Some of them were smiling and laughing for the first
time in months, perhaps, of labor and loneliness on
the range. With the gates of good-nature opened,
a veritable flood of gaiety burst out. It glittered
in their eyes, it rose to their lips in a wild laughter.
They seemed to be dancing more furiously fast in order
to forget the life which they had left, and to which
they must return.
These were the conquerors of the bitter nature of
the mountain-desert. There was beauty here, the
beauty of strength in the men and a brown loveliness
in the girls; just as in the music, the blatancy of
the rattling dish-pan and the blaring trombone were
more than balanced by the real skill of the violinists,
who kept a high, sweet, singing tone through all the
clamor.
And Pierre le Rouge and Jacqueline? They stood
aghast for a moment when that crash of noise broke
around them; but they came from a life where there
was nothing of beauty except the lonely strength of
the mountains and the appalling silences of the stars
that roll above the desert. Almost at once they
caught the overtone of human joyousness, and they
turned with smiles to each other, and it was “Pierre?”
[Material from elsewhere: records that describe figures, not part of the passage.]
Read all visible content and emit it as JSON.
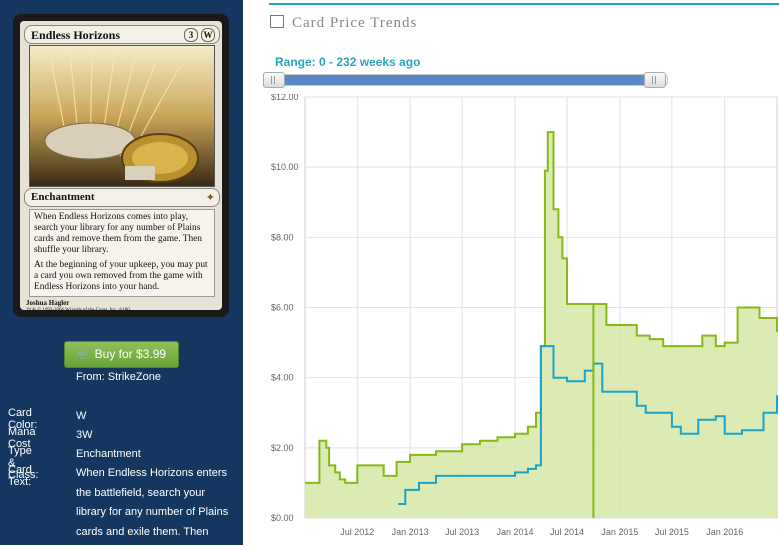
{
  "card": {
    "name": "Endless Horizons",
    "mana_cost_generic": "3",
    "mana_cost_symbol": "W",
    "type_line": "Enchantment",
    "rules_text": [
      "When Endless Horizons comes into play, search your library for any number of Plains cards and remove them from the game. Then shuffle your library.",
      "At the beginning of your upkeep, you may put a card you own removed from the game with Endless Horizons into your hand."
    ],
    "artist": "Joshua Hagler",
    "copyright": "™ & © 1993-2006 Wizards of the Coast, Inc. 4/180"
  },
  "buy": {
    "button_label": "Buy for $3.99",
    "from": "From: StrikeZone"
  },
  "info": [
    {
      "label": "Card Color:",
      "value": "W"
    },
    {
      "label": "Mana Cost",
      "value": "3W"
    },
    {
      "label": "Type & Class:",
      "value": "Enchantment"
    },
    {
      "label": "Card Text:",
      "value": "When Endless Horizons enters the battlefield, search your library for any number of Plains cards and exile them. Then shuffle your library. At the"
    }
  ],
  "header": {
    "title": "Card Price Trends",
    "icon": "calendar-icon"
  },
  "range": {
    "label": "Range: 0 - 232 weeks ago",
    "min_weeks_ago": 0,
    "max_weeks_ago": 232
  },
  "colors": {
    "accent": "#2aa5bf",
    "sidebar_bg": "#143760",
    "buy_green": "#6aa63c",
    "series_paper": "#86b817",
    "series_paper_fill": "#d6e8a6",
    "series_foil": "#1aa3c8",
    "slider_fill": "#5b87c7"
  },
  "chart_data": {
    "type": "line",
    "y_ticks": [
      "$0.00",
      "$2.00",
      "$4.00",
      "$6.00",
      "$8.00",
      "$10.00",
      "$12.00"
    ],
    "x_ticks": [
      "Jul 2012",
      "Jan 2013",
      "Jul 2013",
      "Jan 2014",
      "Jul 2014",
      "Jan 2015",
      "Jul 2015",
      "Jan 2016"
    ],
    "ylim": [
      0,
      12
    ],
    "xlim": [
      "2012-01-01",
      "2016-07-01"
    ],
    "grid": true,
    "series": [
      {
        "values": [
          [
            "2012-01-01",
            1.0
          ],
          [
            "2012-02-20",
            2.2
          ],
          [
            "2012-03-15",
            2.0
          ],
          [
            "2012-03-25",
            1.5
          ],
          [
            "2012-04-15",
            1.3
          ],
          [
            "2012-05-01",
            1.1
          ],
          [
            "2012-05-20",
            1.0
          ],
          [
            "2012-06-15",
            1.0
          ],
          [
            "2012-07-01",
            1.5
          ],
          [
            "2012-09-01",
            1.5
          ],
          [
            "2012-10-01",
            1.2
          ],
          [
            "2012-11-15",
            1.6
          ],
          [
            "2013-01-01",
            1.8
          ],
          [
            "2013-03-01",
            1.8
          ],
          [
            "2013-04-01",
            1.9
          ],
          [
            "2013-05-01",
            1.9
          ],
          [
            "2013-07-01",
            2.1
          ],
          [
            "2013-09-01",
            2.2
          ],
          [
            "2013-11-01",
            2.3
          ],
          [
            "2014-01-01",
            2.4
          ],
          [
            "2014-02-15",
            2.6
          ],
          [
            "2014-03-15",
            3.0
          ],
          [
            "2014-04-01",
            4.9
          ],
          [
            "2014-04-15",
            9.9
          ],
          [
            "2014-04-25",
            11.0
          ],
          [
            "2014-05-15",
            8.8
          ],
          [
            "2014-06-01",
            8.0
          ],
          [
            "2014-06-15",
            7.4
          ],
          [
            "2014-07-01",
            6.1
          ],
          [
            "2014-08-01",
            6.1
          ],
          [
            "2014-10-15",
            6.1
          ],
          [
            "2014-11-15",
            5.5
          ],
          [
            "2015-02-01",
            5.5
          ],
          [
            "2015-03-01",
            5.2
          ],
          [
            "2015-04-15",
            5.1
          ],
          [
            "2015-06-01",
            4.9
          ],
          [
            "2015-09-01",
            4.9
          ],
          [
            "2015-10-15",
            5.2
          ],
          [
            "2015-12-01",
            4.9
          ],
          [
            "2016-01-01",
            5.0
          ],
          [
            "2016-02-15",
            6.0
          ],
          [
            "2016-05-01",
            5.7
          ],
          [
            "2016-07-01",
            5.3
          ]
        ]
      },
      {
        "values": [
          [
            "2012-11-20",
            0.4
          ],
          [
            "2012-12-15",
            0.8
          ],
          [
            "2013-02-01",
            1.0
          ],
          [
            "2013-04-01",
            1.2
          ],
          [
            "2013-07-01",
            1.2
          ],
          [
            "2013-10-01",
            1.2
          ],
          [
            "2014-01-01",
            1.3
          ],
          [
            "2014-02-15",
            1.4
          ],
          [
            "2014-03-15",
            1.5
          ],
          [
            "2014-04-01",
            4.9
          ],
          [
            "2014-05-15",
            4.0
          ],
          [
            "2014-07-01",
            3.9
          ],
          [
            "2014-09-01",
            4.2
          ],
          [
            "2014-10-01",
            4.4
          ],
          [
            "2014-11-01",
            3.6
          ],
          [
            "2015-01-15",
            3.6
          ],
          [
            "2015-03-01",
            3.2
          ],
          [
            "2015-04-01",
            3.0
          ],
          [
            "2015-06-01",
            3.0
          ],
          [
            "2015-07-01",
            2.6
          ],
          [
            "2015-08-01",
            2.4
          ],
          [
            "2015-10-01",
            2.8
          ],
          [
            "2015-12-01",
            2.9
          ],
          [
            "2016-01-01",
            2.4
          ],
          [
            "2016-03-01",
            2.5
          ],
          [
            "2016-05-15",
            3.0
          ],
          [
            "2016-07-01",
            3.5
          ]
        ]
      }
    ]
  }
}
“Jack?” Then a nod, and she was in his
arms, and they glided into the dance.
When a crowd gathers in the street, there rises a
babel of voices, a confused and pointless clamor,
no matter what the purpose of the gathering, until
some man who can think as well as shout begins to
speak. Then the crowd murmurs a moment, and after
a few seconds composes itself to listen.
So it was with the noise in the hall when Pierre and
Jacqueline began to dance. First there were smiles
of derision and envy around them, but after a moment
a little hush came where they moved.